10 Kasım 2014 Pazartesi

yalova yürüyen köşk.

YÜRÜYEN KÖŞK
Atatürk bir gün çiftliğe gittiğinde, Köşk'ün hemen yanındaki Ulu Çınar ağacının dallarını kesmeye çalışan bir bahçıvan ile karşılaşır. Hemen bahçıvanı yanına çağırarak bunun nedenini sorar. Görevli bahçıvanın cevabı şöyledir: Ağacın dalları uzamış, binanın duvarlarına dayanmıştır. Aldığı cevaptan tatmin olmayan Atatürk, düşünülmesi bile imkansız olan bir emir verir.
AĞAÇ KESİLMEYECEK, BİNA KAYDIRILACAK
Görev İstanbul Belediyesine intikal eder. Belediye Fen İşleri Yollar-Köprüler Şubesi sorumluluğu üstlenir. Ünlü bestecimiz Ferit Alnar'ın kardeşi olan Başmühendis Ali Galip Alnar (bazı kaynaklarda Ali Nuri Alnar olarak geçer) yanına aldığı teknik elemanlarıyla Yalova'ya gelerek çalışmalarına başlar.
8 Ağustos 1930 tarihinde önce bina çerçevesindeki toprak büyük bir dikkatle kazılıp yapının temel seviyesine inilir. İstanbul'dan getirilen tramvay rayları döşenir. Santim, santim çalışılarak bina yapı altına sokulan raylar üzerine oturtturulur. Artık binanın raylar üzerinde kaydırılarak ağaçtan uzaklaştırılması aşamasına gelinmiştir.

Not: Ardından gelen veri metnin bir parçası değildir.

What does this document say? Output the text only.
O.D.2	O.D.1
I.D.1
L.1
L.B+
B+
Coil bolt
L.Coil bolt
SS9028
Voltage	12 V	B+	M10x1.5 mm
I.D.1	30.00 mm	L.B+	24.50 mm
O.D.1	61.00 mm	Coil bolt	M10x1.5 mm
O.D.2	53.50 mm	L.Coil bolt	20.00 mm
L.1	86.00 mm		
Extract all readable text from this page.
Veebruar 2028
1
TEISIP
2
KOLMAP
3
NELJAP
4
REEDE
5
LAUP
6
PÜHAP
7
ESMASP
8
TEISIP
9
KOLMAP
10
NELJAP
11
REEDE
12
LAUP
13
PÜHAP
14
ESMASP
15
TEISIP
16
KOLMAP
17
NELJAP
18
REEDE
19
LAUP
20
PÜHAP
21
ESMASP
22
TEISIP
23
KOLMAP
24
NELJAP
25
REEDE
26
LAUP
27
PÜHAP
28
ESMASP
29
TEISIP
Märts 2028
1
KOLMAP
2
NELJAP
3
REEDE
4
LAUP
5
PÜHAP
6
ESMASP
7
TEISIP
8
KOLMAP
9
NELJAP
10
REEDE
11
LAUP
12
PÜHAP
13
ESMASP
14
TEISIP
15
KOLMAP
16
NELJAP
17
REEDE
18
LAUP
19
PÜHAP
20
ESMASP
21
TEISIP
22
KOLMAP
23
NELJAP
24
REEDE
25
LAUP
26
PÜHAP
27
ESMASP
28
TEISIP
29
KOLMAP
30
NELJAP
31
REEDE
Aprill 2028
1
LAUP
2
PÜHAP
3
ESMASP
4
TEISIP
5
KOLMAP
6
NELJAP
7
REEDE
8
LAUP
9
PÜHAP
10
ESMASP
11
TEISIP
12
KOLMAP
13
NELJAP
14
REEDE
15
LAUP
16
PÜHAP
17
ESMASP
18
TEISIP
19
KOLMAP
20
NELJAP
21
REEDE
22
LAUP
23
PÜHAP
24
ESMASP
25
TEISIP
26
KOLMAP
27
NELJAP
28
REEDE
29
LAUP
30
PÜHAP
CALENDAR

Güzel ve sıcak bir yaz akşamında Büyük Atatürk ile birlikte, kardeşi Makbule Atadan, Vali vekili Muhittin Bey, Emanet Fen Müdürü Ziya bey ve Cumhuriyet Gazetesi Başmuhabiri Yunus Nadi nezaretinde bina 4.80 m. civarında kaydırılır. Bu olağanüstü ve riskli iş 10 Ağustos 1930 tarihinde tamamlanır ve Ulu Çınar ağacıda kesilmekten kurtulur.
İĞDE AĞACI KESİLDİ DİYE AĞLAYAN ATATÜRK'ÜMÜZ
“Çankaya köşkünden Meclis binasına giderken o günün Ankara’sında bir tek iğde ağacı vardır. Mustafa Kemal, her gün ağacın önünden geçerken arabayı yavaşlatıyor ve ağacı selamlıyor. Bir gün; ‘Bakın bu benim…’ derken, o ağacın yerinde olmadığını görüyor. Büyük bir telaşla otomobili durdurup iniyor. Buradaki işçilere; ‘Ne oldu buradaki ağaca’ diyor. ‘Efendim, yolu genişletmek için ağacı kestik’ cevabını alıyor. Arabasına dönen Mustafa Kemal ağlamaya başlıyor. Bunun başka yolu yok muydu? diye.”
ÇINAR AĞACI
Yıl 1930 ATATÜRK Yalova köşküne doğru çıkmakta. Bir de bakar bir bahçıvan koca bir çınar ağacını kesmek üzeredir.
Yahu der; sen hayatında hiç böyle bir ağaç yetiştirdin mi ki? Kesmeye muktedir görüyorsun kendini ve niye? Der.
Bahçıvan derki;
Paşam çınar ağacının kökleri köşkün temelini kaldırdı, yaprakları da köşkün pencerelerine müdahale ediyor. Ya köşkü kaybedeceğiz ya ağacı keseceğiz. Onun için de kusura bakmayın ama biz ağacı kesiyoruz
Bir an düşünür;
Hayır, gerekirse köşkü ağaçtan uzaklaştırırız der.
I
ÖZLEMLE ANIYORUZ
Bir tek ağaç için Köşkü yürüten bir ülke, binlerce zeytin ağacını keser oldu. Ne hale geldik. Atatürkümüzü örnek alıyor, onu çok seviyor, özlemle anıyoruz.